Kanye West at Zane Lowe BBC Radio Interview (2013)
Rocky at Ray-Ban is similar. He’s literally wearing the shades at his trial, promoting the brand even in the darkest times of his life. It’s branding written into his own story. Kendrick is a different case: his collaboration with Dave Free gave birth to PGLang, which has always been more than music. They’ve directed videos, produced ads, and shaped a visual identity tight enough to evolve into a creative agency (Project 3). That feels closer to “creative direction” than just lending a name.
But this shift didn’t start yesterday. LVMH cracked the code when they hired Virgil Abloh. Virgil was a designer and architect, yes, but he was also a name : someone who blurred the lines between underground credibility and mainstream celebrity. Putting Pharrell at Vuitton was the logical continuation: another American polymath with clout, aesthetic taste, and cultural capital. Yet fashion purists are still side-eyeing every collection, questioning whether celebrity charisma can replace the years of craft and vision the job is supposed to demand.
And that’s the core of it. Because creative direction isn’t just moodboards and vibes. It’s vision, narration, longevity. It’s the ability to create a message, build a world, and lead a team through it. Rick Rubin once said he is a music producer with no technical abilities, he just has great ideas and finds the confidence to get paid for them. But even Rubin spent decades cultivating that reputation. For emerging creatives without fame, the ladder looks almost impossible when the shortcut of celebrity exists.
The frustration mirrors what’s happening in journalism. Influencers like Emma Chamberlain hosting the Met Gala carpet year after year, or Lena Situations suddenly fronting the Césars and the Oscars for Disney+. On one hand, it’s amazing : these are self-made figures who built platforms from scratch. On the other, they’re taking opportunities that, for years, were only accessible to trained journalists who fought for a spot on that red carpet. It’s the same existential question: why study, why grind, if fame opens all doors?
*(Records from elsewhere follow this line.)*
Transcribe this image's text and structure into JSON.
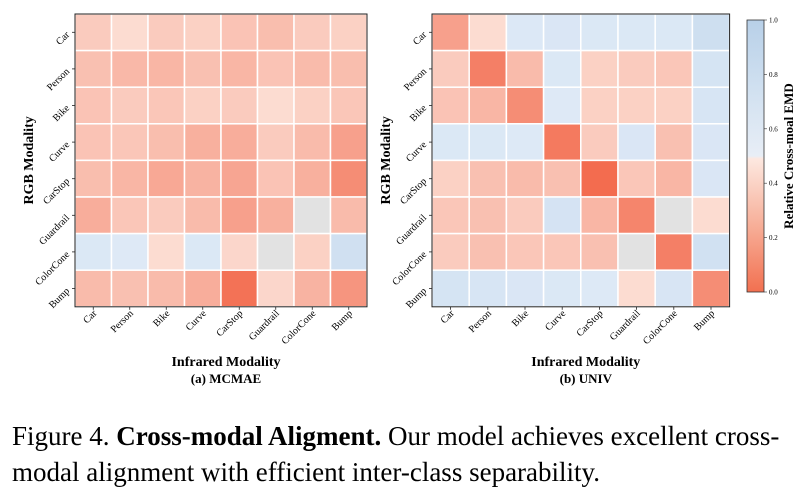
{
  "chart_data": [
    {
      "type": "heatmap",
      "subtitle": "(a) MCMAE",
      "xlabel": "Infrared Modality",
      "ylabel": "RGB Modality",
      "x_categories": [
        "Car",
        "Person",
        "Bike",
        "Curve",
        "CarStop",
        "Guardrail",
        "ColorCone",
        "Bump"
      ],
      "y_categories": [
        "Car",
        "Person",
        "Bike",
        "Curve",
        "CarStop",
        "Guardrail",
        "ColorCone",
        "Bump"
      ],
      "values": [
        [
          0.38,
          0.44,
          0.38,
          0.4,
          0.35,
          0.33,
          0.38,
          0.4
        ],
        [
          0.34,
          0.31,
          0.3,
          0.34,
          0.3,
          0.35,
          0.32,
          0.33
        ],
        [
          0.35,
          0.38,
          0.36,
          0.4,
          0.38,
          0.44,
          0.4,
          0.36
        ],
        [
          0.35,
          0.36,
          0.33,
          0.28,
          0.27,
          0.38,
          0.32,
          0.22
        ],
        [
          0.33,
          0.3,
          0.25,
          0.29,
          0.24,
          0.35,
          0.28,
          0.15
        ],
        [
          0.27,
          0.36,
          0.38,
          0.32,
          0.22,
          0.28,
          0.5,
          0.32
        ],
        [
          0.58,
          0.55,
          0.44,
          0.58,
          0.42,
          0.5,
          0.4,
          0.72
        ],
        [
          0.32,
          0.34,
          0.32,
          0.27,
          0.05,
          0.42,
          0.29,
          0.18
        ]
      ]
    },
    {
      "type": "heatmap",
      "subtitle": "(b) UNIV",
      "xlabel": "Infrared Modality",
      "ylabel": "RGB Modality",
      "x_categories": [
        "Car",
        "Person",
        "Bike",
        "Curve",
        "CarStop",
        "Guardrail",
        "ColorCone",
        "Bump"
      ],
      "y_categories": [
        "Car",
        "Person",
        "Bike",
        "Curve",
        "CarStop",
        "Guardrail",
        "ColorCone",
        "Bump"
      ],
      "values": [
        [
          0.22,
          0.44,
          0.57,
          0.6,
          0.58,
          0.58,
          0.58,
          0.74
        ],
        [
          0.38,
          0.1,
          0.32,
          0.58,
          0.4,
          0.38,
          0.36,
          0.65
        ],
        [
          0.35,
          0.3,
          0.15,
          0.55,
          0.4,
          0.4,
          0.4,
          0.63
        ],
        [
          0.58,
          0.58,
          0.56,
          0.08,
          0.38,
          0.6,
          0.34,
          0.6
        ],
        [
          0.4,
          0.34,
          0.32,
          0.34,
          0.03,
          0.36,
          0.3,
          0.6
        ],
        [
          0.36,
          0.34,
          0.38,
          0.66,
          0.3,
          0.12,
          0.5,
          0.44
        ],
        [
          0.38,
          0.34,
          0.36,
          0.36,
          0.34,
          0.5,
          0.1,
          0.7
        ],
        [
          0.65,
          0.63,
          0.6,
          0.58,
          0.56,
          0.44,
          0.62,
          0.15
        ]
      ]
    }
  ],
  "colorbar": {
    "label": "Relative Cross-moal EMD",
    "ticks": [
      "0.0",
      "0.2",
      "0.4",
      "0.6",
      "0.8",
      "1.0"
    ],
    "range": [
      0,
      1
    ]
  },
  "caption": {
    "prefix": "Figure 4.",
    "title": "Cross-modal Aligment.",
    "text": "Our model achieves excellent cross-modal alignment with efficient inter-class separability."
  }
}
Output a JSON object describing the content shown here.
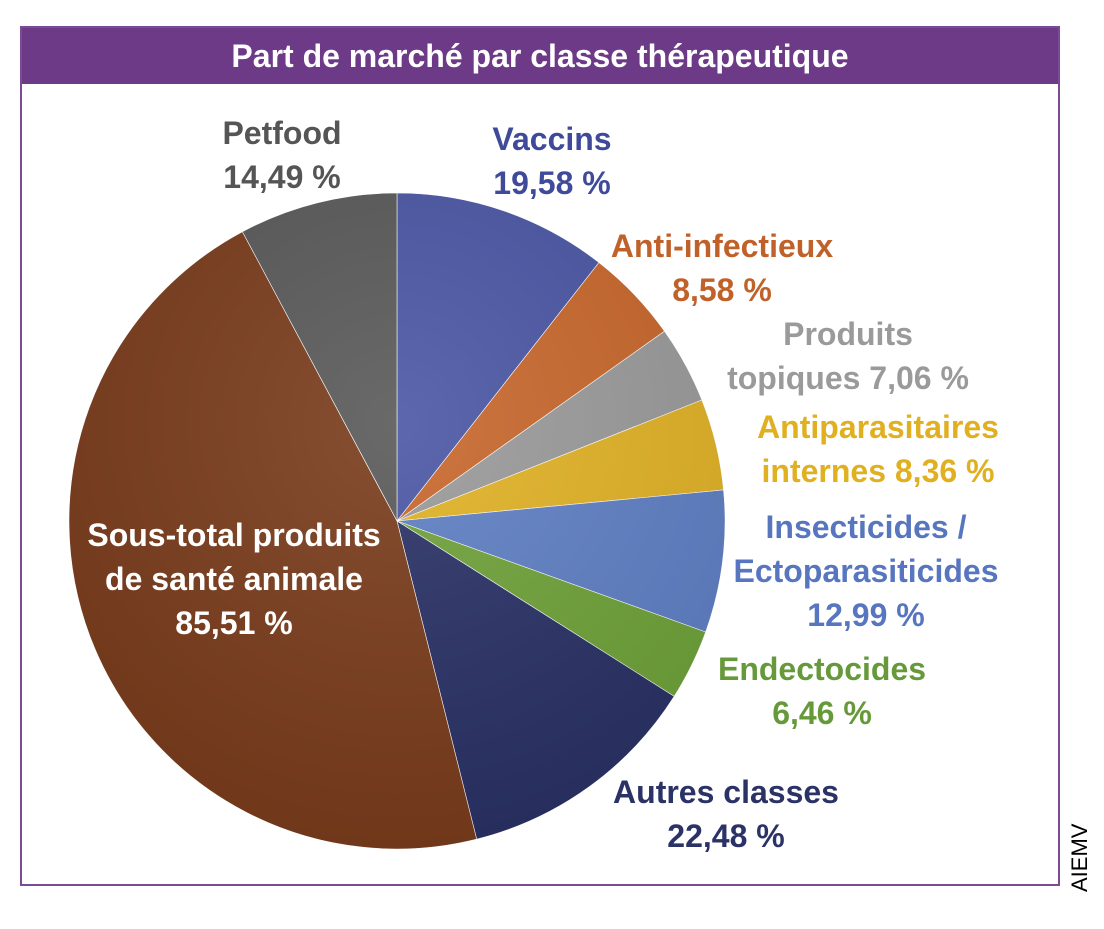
{
  "chart_data": {
    "type": "pie",
    "title": "Part de marché par classe thérapeutique",
    "slices": [
      {
        "label": "Vaccins",
        "value": 19.58,
        "value_text": "19,58 %",
        "color": "#4a56a4",
        "text_color": "#3f4a9a"
      },
      {
        "label": "Anti-infectieux",
        "value": 8.58,
        "value_text": "8,58 %",
        "color": "#c8672c",
        "text_color": "#c0612a"
      },
      {
        "label": "Produits topiques",
        "value": 7.06,
        "value_text": "7,06 %",
        "color": "#9a9a9a",
        "text_color": "#9a9a9a"
      },
      {
        "label": "Antiparasitaires internes",
        "value": 8.36,
        "value_text": "8,36 %",
        "color": "#e1b226",
        "text_color": "#e0b020"
      },
      {
        "label": "Insecticides / Ectoparasiticides",
        "value": 12.99,
        "value_text": "12,99 %",
        "color": "#5f7fc4",
        "text_color": "#5876bf"
      },
      {
        "label": "Endectocides",
        "value": 6.46,
        "value_text": "6,46 %",
        "color": "#6fa23a",
        "text_color": "#66993a"
      },
      {
        "label": "Autres classes",
        "value": 22.48,
        "value_text": "22,48 %",
        "color": "#2a3266",
        "text_color": "#2a3266"
      },
      {
        "label": "Sous-total produits de santé animale",
        "value": 85.51,
        "value_text": "85,51 %",
        "color": "#7a3c1c",
        "text_color": "#ffffff"
      },
      {
        "label": "Petfood",
        "value": 14.49,
        "value_text": "14,49 %",
        "color": "#595959",
        "text_color": "#555555"
      }
    ],
    "start_angle_deg": 0,
    "direction": "clockwise"
  },
  "source": "AIEMV"
}
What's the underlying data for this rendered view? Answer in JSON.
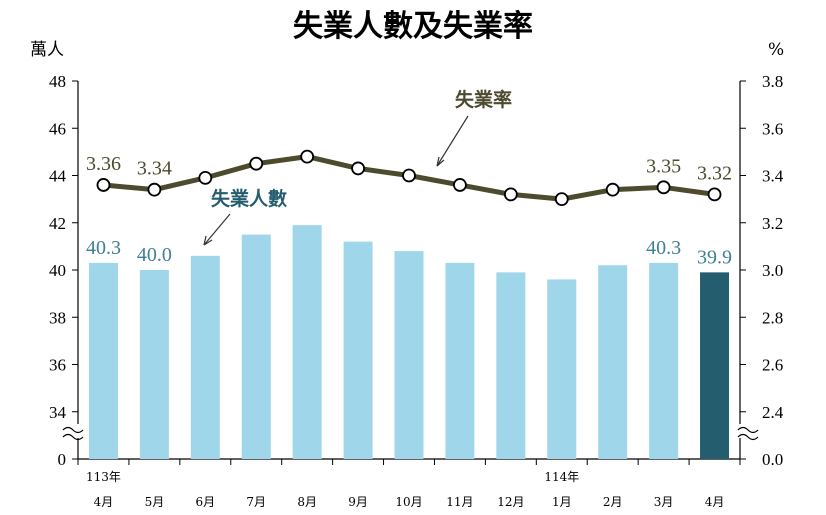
{
  "chart_data": {
    "type": "bar+line",
    "title": "失業人數及失業率",
    "left_unit": "萬人",
    "right_unit": "%",
    "left_axis": {
      "min": 32,
      "max": 48,
      "ticks": [
        "0",
        "34",
        "36",
        "38",
        "40",
        "42",
        "44",
        "46",
        "48"
      ],
      "break": true
    },
    "right_axis": {
      "min": 2.2,
      "max": 3.8,
      "ticks": [
        "0.0",
        "2.4",
        "2.6",
        "2.8",
        "3.0",
        "3.2",
        "3.4",
        "3.6",
        "3.8"
      ],
      "break": true
    },
    "months": [
      "4月",
      "5月",
      "6月",
      "7月",
      "8月",
      "9月",
      "10月",
      "11月",
      "12月",
      "1月",
      "2月",
      "3月",
      "4月"
    ],
    "year_labels": [
      {
        "index": 0,
        "text": "113年"
      },
      {
        "index": 9,
        "text": "114年"
      }
    ],
    "series": [
      {
        "name": "失業人數",
        "type": "bar",
        "axis": "left",
        "color": "#9fd6ea",
        "highlight_color": "#245d6e",
        "highlight_index": 12,
        "values": [
          40.3,
          40.0,
          40.6,
          41.5,
          41.9,
          41.2,
          40.8,
          40.3,
          39.9,
          39.6,
          40.2,
          40.3,
          39.9
        ],
        "data_labels": [
          {
            "index": 0,
            "text": "40.3"
          },
          {
            "index": 1,
            "text": "40.0"
          },
          {
            "index": 11,
            "text": "40.3"
          },
          {
            "index": 12,
            "text": "39.9"
          }
        ]
      },
      {
        "name": "失業率",
        "type": "line",
        "axis": "right",
        "color": "#4d4a2e",
        "values": [
          3.36,
          3.34,
          3.39,
          3.45,
          3.48,
          3.43,
          3.4,
          3.36,
          3.32,
          3.3,
          3.34,
          3.35,
          3.32
        ],
        "data_labels": [
          {
            "index": 0,
            "text": "3.36"
          },
          {
            "index": 1,
            "text": "3.34"
          },
          {
            "index": 11,
            "text": "3.35"
          },
          {
            "index": 12,
            "text": "3.32"
          }
        ]
      }
    ],
    "annotations": {
      "bar_label": "失業人數",
      "line_label": "失業率"
    },
    "colors": {
      "bar_label_text": "#3f7f99",
      "line_label_text": "#4d4a2e",
      "bar_annot": "#245d6e"
    }
  }
}
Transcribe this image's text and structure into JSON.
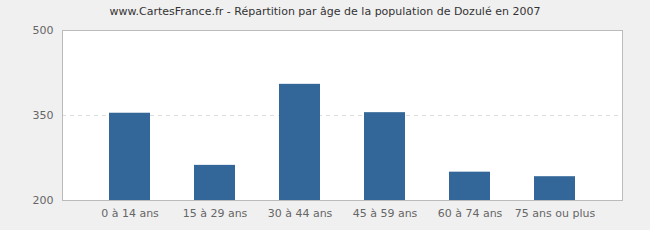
{
  "chart_data": {
    "type": "bar",
    "title": "www.CartesFrance.fr - Répartition par âge de la population de Dozulé en 2007",
    "categories": [
      "0 à 14 ans",
      "15 à 29 ans",
      "30 à 44 ans",
      "45 à 59 ans",
      "60 à 74 ans",
      "75 ans ou plus"
    ],
    "values": [
      354,
      262,
      405,
      355,
      250,
      242
    ],
    "color": "#336699",
    "ylim": [
      200,
      500
    ],
    "yticks": [
      200,
      350,
      500
    ],
    "grid": true
  }
}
Because at the end of the day, it’s not just about creativity, it’s about scale. For brands, hiring a celebrity as creative director is a double win: they get an aesthetic and an audience. A$AP Rocky doesn’t just design a pair of sunglasses, he brings millions of fans who will watch, share, and buy them. SZA doesn’t just sketch ideas, she turns every campaign into a cultural moment because her face, her aura, her Instagram feed already carry more reach than any anonymous creative ever could. For global companies operating in a hyper-saturated market, that immediate visibility is priceless.
At the same time, we can’t fully dismiss celebrity creatives. Some of them do have the chops. Tyler, the Creator is the clearest example: he’s not just a rapper, he’s a world-builder. From Golf le Fleur to the Camp Flog Gnaw carnival, from set design to fashion lines, he’s consistently expanded his aesthetic across mediums. If Converse named him creative director tomorrow, he’d have the résumé to back it up. But who decides who is “legit” and who isn’t? What even defines legitimacy now?
And maybe that’s the real point. We’ve entered an era where brands don’t just sell products, they sell stories. And celebrities, whether it’s SZA, Rocky, or Pharrell, already come with stories attached, ready-made mythologies that people want to buy into. The danger is when the role of creative director gets hollowed out into just storytelling clout, rather than vision, craft, or community building. The opportunity is when a celebrity actually uses that platform to create space for other creatives, to push aesthetics further, to tell deeper stories.
So the question isn’t “do celebrities deserve these jobs?” The question is: what happens to creativity when clout and vision are treated as the same currency?